During the Trojan War, Homer mentions a Cretan contingent taking part under King Idomeneus (according to him, the grandson of Minos) as evidence of its survival. During the war and its aftermath, Crete also underwent widespread changes. People from the Balkans, particularly the Dorians, overran the Mycenaeans in the north of Greece. Many sites were abandoned and burned around 1200 BC, disrupting the relative peace once again. As refugees arrived on the island, Mycenaean influence spread. At this time, some of the island's original inhabitants, later referred to as Eteo-Cretans (true Cretans), left the island for mountain fastnesses at Presos and Karf, where, along with Minoan components, they survived for another millennium. The Minoan culture was in terminal decline by the end of the twelfth century B.C., and most of the Greek world was engulfed in confusion.
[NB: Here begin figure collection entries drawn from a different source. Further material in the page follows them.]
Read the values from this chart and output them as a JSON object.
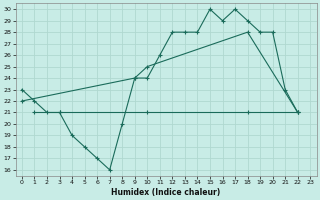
{
  "xlabel": "Humidex (Indice chaleur)",
  "bg_color": "#c8ece6",
  "grid_color": "#b0d8d0",
  "line_color": "#1a6b5a",
  "xlim": [
    -0.5,
    23.5
  ],
  "ylim": [
    15.5,
    30.5
  ],
  "xticks": [
    0,
    1,
    2,
    3,
    4,
    5,
    6,
    7,
    8,
    9,
    10,
    11,
    12,
    13,
    14,
    15,
    16,
    17,
    18,
    19,
    20,
    21,
    22,
    23
  ],
  "yticks": [
    16,
    17,
    18,
    19,
    20,
    21,
    22,
    23,
    24,
    25,
    26,
    27,
    28,
    29,
    30
  ],
  "series1_x": [
    0,
    1,
    2,
    3,
    4,
    5,
    6,
    7,
    8,
    9,
    10,
    11,
    12,
    13,
    14,
    15,
    16,
    17,
    18,
    19,
    20,
    21,
    22
  ],
  "series1_y": [
    23,
    22,
    21,
    21,
    19,
    18,
    17,
    16,
    20,
    24,
    24,
    26,
    28,
    28,
    28,
    30,
    29,
    30,
    29,
    28,
    28,
    23,
    21
  ],
  "series2_x": [
    1,
    3,
    10,
    18,
    22
  ],
  "series2_y": [
    21,
    21,
    21,
    21,
    21
  ],
  "series3_x": [
    0,
    9,
    10,
    18,
    22
  ],
  "series3_y": [
    22,
    24,
    25,
    28,
    21
  ]
}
The Dorians dominated the central lowlands over the succeeding centuries, establishing substantial new cities such as Lato near modern Yios Nikólaos. The Dorians dominated most of the island by the end of the 12th century. There may have been an invasion, but it seems more likely that the process was gradual by settlement. There was no unified society in Dorian Crete: its cities fought with each other, and there may have been other cultural groups in the west, including Kydonia and Falasarna and Polyrnia. Nevertheless, the island experienced another minor renaissance in art, with styles now primarily shared with the rest of the Greek world; iron gradually replaced bronze in making tools and weapons.
However, the famous law code from Górtys is the most essential survival from this period. The code dates to around 450 BC, but it reflects laws already in place for several hundred years: the society described is strictly hierarchical, divided into a ruling class, free men, serfs, and enslaved people. There was a harsh, militaristic regime like Sparta for the rulers - the original population, presumably, had been reduced to serfs.
Crete made little progress as mainland Greece approached the Classical Age. Despite the island's populous status, it was a battleground for power among many small cities. Many towns during this period were built with heavy defenses, and most were governed by authoritarian oligarchical or aristocratic regimes. In Greek affairs, Crete played a minor role, becoming a haven for pirates and a valuable source of mercenaries. Yet the island retained influence, as the Classical Athenians regarded it as the source of many of their cultural traditions and admired its strict institutions. The caves associated with the birth and early life of Zeus (especially the Dhiktean and Idean caves) were important pilgrimage sites from Minoan through Roman times.
The Confederation of Oreoi, formed around 300 BC between six towns in today's barely populated southwest, shows the multitude of small, independent city-states. Cyrenaica and Górtys (in North Africa) later joined the Confederation. In the meantime, Roman power was growing in the Mediterranean, and Crete was inevitably drawn into the conflict by its strategic position and turbulent reputation.